For a long time many Jews acted like the “elder brother” towards the Gentiles. They, the Jews, were God’s chosen people, and the Gentiles were the strangers and outsiders. The Jews failed to understand that their election was for a definite purpose, in order that they might be His witnesses to the nations, so that the Gentiles too may come to dwell under the wings of the Shekinah. The prophet Isaiah asked the perplexed questions concerning his own people Israel:

“Who is as blind as my servant” (Isaiah 42:19)

National pride in their election was a hindrance to Israel in the fulfillment of their God-given mission. Even the early Jewish believers in Christ, first did not grasp the full significance of their faith in the Lord Jesus Christ, and thought that salvation was for “Jews only.” We recall how the Jewish believers berated the apostle Peter for preaching Christ to the Gentile Cornelius. Yet, when Peter explained to them his remarkable vision and the experience which he had with the Roman Centurion, “then they glorified God, saying then hath God also to the Gentiles granted repentance unto life.” (Acts 11:18).
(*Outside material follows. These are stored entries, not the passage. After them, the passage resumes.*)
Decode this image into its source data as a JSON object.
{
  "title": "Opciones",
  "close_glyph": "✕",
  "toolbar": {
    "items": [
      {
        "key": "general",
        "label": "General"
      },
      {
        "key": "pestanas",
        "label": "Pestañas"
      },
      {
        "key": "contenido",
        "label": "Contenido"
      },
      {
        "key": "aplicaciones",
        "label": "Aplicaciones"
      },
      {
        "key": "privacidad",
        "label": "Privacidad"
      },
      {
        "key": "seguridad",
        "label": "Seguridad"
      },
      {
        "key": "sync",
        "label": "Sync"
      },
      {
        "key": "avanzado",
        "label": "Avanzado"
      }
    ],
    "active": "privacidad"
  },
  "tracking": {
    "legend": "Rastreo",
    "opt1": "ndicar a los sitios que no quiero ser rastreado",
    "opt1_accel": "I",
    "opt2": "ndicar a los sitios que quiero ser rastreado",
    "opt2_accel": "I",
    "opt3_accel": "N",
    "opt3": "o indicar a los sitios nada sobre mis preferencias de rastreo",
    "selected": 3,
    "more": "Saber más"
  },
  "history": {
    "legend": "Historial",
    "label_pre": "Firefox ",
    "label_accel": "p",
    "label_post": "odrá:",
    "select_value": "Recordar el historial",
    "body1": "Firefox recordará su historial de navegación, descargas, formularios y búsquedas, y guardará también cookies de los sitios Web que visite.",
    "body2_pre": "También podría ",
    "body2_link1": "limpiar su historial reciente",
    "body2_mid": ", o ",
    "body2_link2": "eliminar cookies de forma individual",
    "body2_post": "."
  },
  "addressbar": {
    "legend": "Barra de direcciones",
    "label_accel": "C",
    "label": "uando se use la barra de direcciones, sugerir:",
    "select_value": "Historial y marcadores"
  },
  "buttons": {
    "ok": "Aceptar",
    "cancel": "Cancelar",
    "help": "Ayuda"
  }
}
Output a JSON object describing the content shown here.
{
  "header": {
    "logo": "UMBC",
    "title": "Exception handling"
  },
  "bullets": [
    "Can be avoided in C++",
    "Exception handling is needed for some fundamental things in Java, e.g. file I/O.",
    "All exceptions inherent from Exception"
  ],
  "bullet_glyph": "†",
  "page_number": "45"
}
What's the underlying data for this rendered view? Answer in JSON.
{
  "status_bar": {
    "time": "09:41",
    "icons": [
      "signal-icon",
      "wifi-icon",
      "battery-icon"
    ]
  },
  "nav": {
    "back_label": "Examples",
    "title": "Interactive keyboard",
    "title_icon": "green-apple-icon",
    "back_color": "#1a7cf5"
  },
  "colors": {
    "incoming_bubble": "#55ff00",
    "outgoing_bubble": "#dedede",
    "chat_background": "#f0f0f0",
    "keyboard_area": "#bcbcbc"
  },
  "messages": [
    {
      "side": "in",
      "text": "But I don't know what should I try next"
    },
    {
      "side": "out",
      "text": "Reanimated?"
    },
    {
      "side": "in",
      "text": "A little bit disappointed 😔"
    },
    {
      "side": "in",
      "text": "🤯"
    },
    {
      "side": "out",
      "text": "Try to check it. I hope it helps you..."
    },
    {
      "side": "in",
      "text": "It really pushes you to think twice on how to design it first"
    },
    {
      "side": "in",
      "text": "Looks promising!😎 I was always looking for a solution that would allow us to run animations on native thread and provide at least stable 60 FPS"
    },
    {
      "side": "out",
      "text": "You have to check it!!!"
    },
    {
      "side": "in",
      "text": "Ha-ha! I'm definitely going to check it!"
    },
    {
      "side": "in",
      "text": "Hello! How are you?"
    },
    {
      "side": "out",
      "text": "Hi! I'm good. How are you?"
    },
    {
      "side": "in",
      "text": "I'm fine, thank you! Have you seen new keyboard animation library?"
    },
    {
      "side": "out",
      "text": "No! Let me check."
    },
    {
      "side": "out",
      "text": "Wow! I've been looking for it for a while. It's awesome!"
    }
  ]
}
We thank God for the many Gentile believers who have the true spirit of The Lord in seeking to win the Jews for Him. Our own ministry would be completely impossible without the encourage- ment of their love, of their prayers and their hearts’ desire that Israel might be saved. However, there are also those who think and act like “the prodigal’s brother,” exhibiting the same ungenerous and unchristlike spirit.

A dear Christian lady once told us about her experience. At the congregational meeting of her church the annual budget was discussed. The question came up of how much money should be allocated to Jewish missions. One of the church elders stood up and said: “Why should we support Jewish missions? What have the Jews ever done for us?” “Not much,” our friend answered, “except to give us the Bible, the Lord Jesus Christ and the Apostles.”

One sometimes hears the statement: “The Jews have had their opportunity, when Christ first came to them, but they rejected Him. Now God is through with them. They are no more God’s people. We, who are in the Church are the “New Israel.”

Like the elder brother, they were never truly one with their Heavenly Father. They never made a serious effort to find the Jewish brother in order to lead him back into the Father’s home. Instead, they murmur and pout, and if by chance and inspite of them, the Jewish wanderer finds his way back to his Father’s home, they refuse to welcome him. Thus they fail not only their Jewish brother, but also their Heavenly Father.

I am always glad that we are not told what effect the Father’s entreaty had on his elder son, whether his heart was finally softened toward his “prodigal brother,” or perhaps he was at last persuaded to join the father in the welcoming festivities for “the lost son.” This leaves us with the faint hope that the self-righteous and smug elder brother finally “saw the light,” and that he too, “the stay and home self-righteous brother” at last became worthy of His Father and His boundless love.

“For I speak to you Gentiles, in as much as I am the apostle of the Gentiles. . . . Boast not against the branches. But if thou boast, thou bearest not the root, but the root thee.” Romans 11:13, 18.